I say to think like a business person and not a customer when pricing stuff, but at times you have to think like a customer. If McDonalds changed their prices every month, up and down and new combo meals and the like would it help sales/profits or hurt them? I think it would hurt them. Consuemers, people in general, don't like change all that much.

Also consider things like coffee. Go to McDs or Starbucks and look a the coffee (or coke or milkshakes or fries). They have a small, medium and large. A small coke is 20 ounces for $1.49. There is cost in the cup, ice and soda, plus of course labor and overhead (the store, coke machine, etc). The medium coke is $1.89 and holds 32 ounces. 60% more coke for 30% more price. The large is 48 ounces for $2.49. Way more than doulble the small but no where near double the price. Ever wonder why they do this? Cause the cost of the overhead is the same regardless of what you buy. The increase from a small to large is $1.00 in revenue but only 15 or 20 cents in product. So a small coke might have a profit of 80c, but the large has a profit of $1.60. And there's no more labor involved.

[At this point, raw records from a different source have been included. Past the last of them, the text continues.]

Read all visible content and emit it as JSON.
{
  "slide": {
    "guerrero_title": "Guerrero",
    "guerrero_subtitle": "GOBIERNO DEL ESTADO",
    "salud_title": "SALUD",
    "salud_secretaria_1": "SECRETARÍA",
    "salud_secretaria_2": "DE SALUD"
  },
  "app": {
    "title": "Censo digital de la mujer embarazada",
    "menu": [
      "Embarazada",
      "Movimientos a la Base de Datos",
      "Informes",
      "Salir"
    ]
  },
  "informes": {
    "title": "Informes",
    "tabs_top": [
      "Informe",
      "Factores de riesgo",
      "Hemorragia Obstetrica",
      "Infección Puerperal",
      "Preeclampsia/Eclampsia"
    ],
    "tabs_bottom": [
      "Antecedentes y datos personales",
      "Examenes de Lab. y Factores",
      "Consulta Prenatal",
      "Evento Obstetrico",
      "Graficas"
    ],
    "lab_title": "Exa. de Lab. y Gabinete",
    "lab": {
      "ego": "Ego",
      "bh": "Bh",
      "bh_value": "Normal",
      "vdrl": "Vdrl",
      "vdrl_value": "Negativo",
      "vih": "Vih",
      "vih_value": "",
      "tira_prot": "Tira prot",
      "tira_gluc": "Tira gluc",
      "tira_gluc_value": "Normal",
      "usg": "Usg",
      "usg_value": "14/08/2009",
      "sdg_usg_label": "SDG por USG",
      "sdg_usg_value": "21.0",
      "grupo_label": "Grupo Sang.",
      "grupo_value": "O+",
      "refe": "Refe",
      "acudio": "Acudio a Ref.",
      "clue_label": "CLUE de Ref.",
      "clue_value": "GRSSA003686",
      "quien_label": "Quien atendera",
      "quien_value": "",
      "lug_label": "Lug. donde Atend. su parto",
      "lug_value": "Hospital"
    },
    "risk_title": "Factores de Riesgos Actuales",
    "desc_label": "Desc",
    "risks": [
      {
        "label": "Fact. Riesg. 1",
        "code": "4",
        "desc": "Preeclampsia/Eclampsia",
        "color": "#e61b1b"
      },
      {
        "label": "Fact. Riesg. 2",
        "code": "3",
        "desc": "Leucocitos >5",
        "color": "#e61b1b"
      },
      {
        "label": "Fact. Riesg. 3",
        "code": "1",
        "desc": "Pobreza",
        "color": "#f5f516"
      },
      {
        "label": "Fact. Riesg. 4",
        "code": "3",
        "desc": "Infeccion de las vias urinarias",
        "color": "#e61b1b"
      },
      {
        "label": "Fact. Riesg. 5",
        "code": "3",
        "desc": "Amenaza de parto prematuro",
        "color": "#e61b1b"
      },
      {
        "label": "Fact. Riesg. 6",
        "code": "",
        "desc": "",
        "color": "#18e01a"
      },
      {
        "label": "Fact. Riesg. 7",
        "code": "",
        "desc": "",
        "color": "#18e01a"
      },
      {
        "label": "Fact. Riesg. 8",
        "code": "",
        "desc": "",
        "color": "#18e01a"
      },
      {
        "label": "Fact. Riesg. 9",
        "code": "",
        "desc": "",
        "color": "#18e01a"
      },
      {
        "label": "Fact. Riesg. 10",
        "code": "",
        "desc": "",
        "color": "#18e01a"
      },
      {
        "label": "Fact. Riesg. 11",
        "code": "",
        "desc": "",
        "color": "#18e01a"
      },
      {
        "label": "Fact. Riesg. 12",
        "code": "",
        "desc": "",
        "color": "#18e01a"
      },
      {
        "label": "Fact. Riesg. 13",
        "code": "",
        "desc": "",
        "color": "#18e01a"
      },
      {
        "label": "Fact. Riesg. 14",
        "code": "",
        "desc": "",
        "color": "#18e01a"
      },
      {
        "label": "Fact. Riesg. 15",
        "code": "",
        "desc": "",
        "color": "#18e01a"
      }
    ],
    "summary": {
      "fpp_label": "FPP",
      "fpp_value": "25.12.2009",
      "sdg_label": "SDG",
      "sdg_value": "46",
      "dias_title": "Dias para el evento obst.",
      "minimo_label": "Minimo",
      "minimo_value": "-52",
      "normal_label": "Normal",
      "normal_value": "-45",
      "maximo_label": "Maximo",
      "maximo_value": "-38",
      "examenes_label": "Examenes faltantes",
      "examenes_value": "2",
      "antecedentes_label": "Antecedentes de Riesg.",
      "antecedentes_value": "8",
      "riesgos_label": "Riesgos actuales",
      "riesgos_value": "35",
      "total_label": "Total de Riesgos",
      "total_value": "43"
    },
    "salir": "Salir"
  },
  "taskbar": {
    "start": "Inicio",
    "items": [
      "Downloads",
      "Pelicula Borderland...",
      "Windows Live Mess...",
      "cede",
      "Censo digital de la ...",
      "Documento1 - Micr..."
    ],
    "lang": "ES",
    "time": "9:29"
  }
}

So to make a session longer costs very little, You've already dealt with the phone call, chatting, the DL and final product time and packaging, etc won't change much if at all. But say you spend an extra 15 minutes on the session - one more pose, one more lighting setup, one more outfit - it's something else they might buy. Perhaps you can take a minute more per pose and move that stray hair or straighten teh ring/necklace so you have less retouching later (saving you time).

What should I charge has sooooo much more behind it then it at first appears.
01/05/2009 02:43:25 PM · #12
After evaluating my own experience over the last two years and reviewing some the practices of other photographers, I'm moving away from a sitting fee and simply collecting a deposit based on the number of hours I'm expected to shoot. The deposit can be applied to prints and basically assures that everybody is serious about the project. What I want to get away from is the thought that people pay for the time I shoot and move them towards the idea that they pay for the final product. I haven't settled on the final number, but $50 - $75 / 45 minutes seems like the right range. If that's all they spend, I'm losing money... but then again if that's all they spend after seeing the final result I shouldn't be in this business anyway.
01/05/2009 03:15:34 PM · #13
What does your business plan say regarding price setting?
01/06/2009 12:15:19 PM · #14
Originally posted by d56ranger:

What does your business plan say regarding price setting?

Not exactly sure who the question was for, but I'm working on a new price sheet that is between 2x and 3x last years prices. This increase is to cover the fact that I'm going with a deposit rather than a sitting fee and because my prices were very low to help gain entry into the local market. I know that still doesn't tell you what the final prices are, but I'll have no problem sharing once I have finished making those decisions.
01/06/2009 01:38:03 PM · #15
Prices vary by geography as well as market (the one you want to be in) segment. Confidence on the part of the photographer, or should I say lack of it, often is the biggest influence on prices.

"Why would anyone pay me $___ for a photo?" Well, because you asked for it. I've read, and you can too, many many many many many forum threads, blogs, books, magazine articles that all say the same thing - "I raised price and got busier!".

Unless you really suck (and not always even then) raising prices will NOT drive off your customers, up to a point. Sure, some will not pay your prices, but that's life. Not everyone will pay $4 for a McDonalds coffee or $65,000 for a lexus. Not everyone is your ideal customer. Advertising and marketing is used to let your ideal customer know where and how to find you.

You have to look at your costs and find out what you need to make, at a minumum, to pay the bills, get paid, and have some left over to invest in the business to make it grow. You can certainly make more, but you can't make less for very long or you will go bankrupt.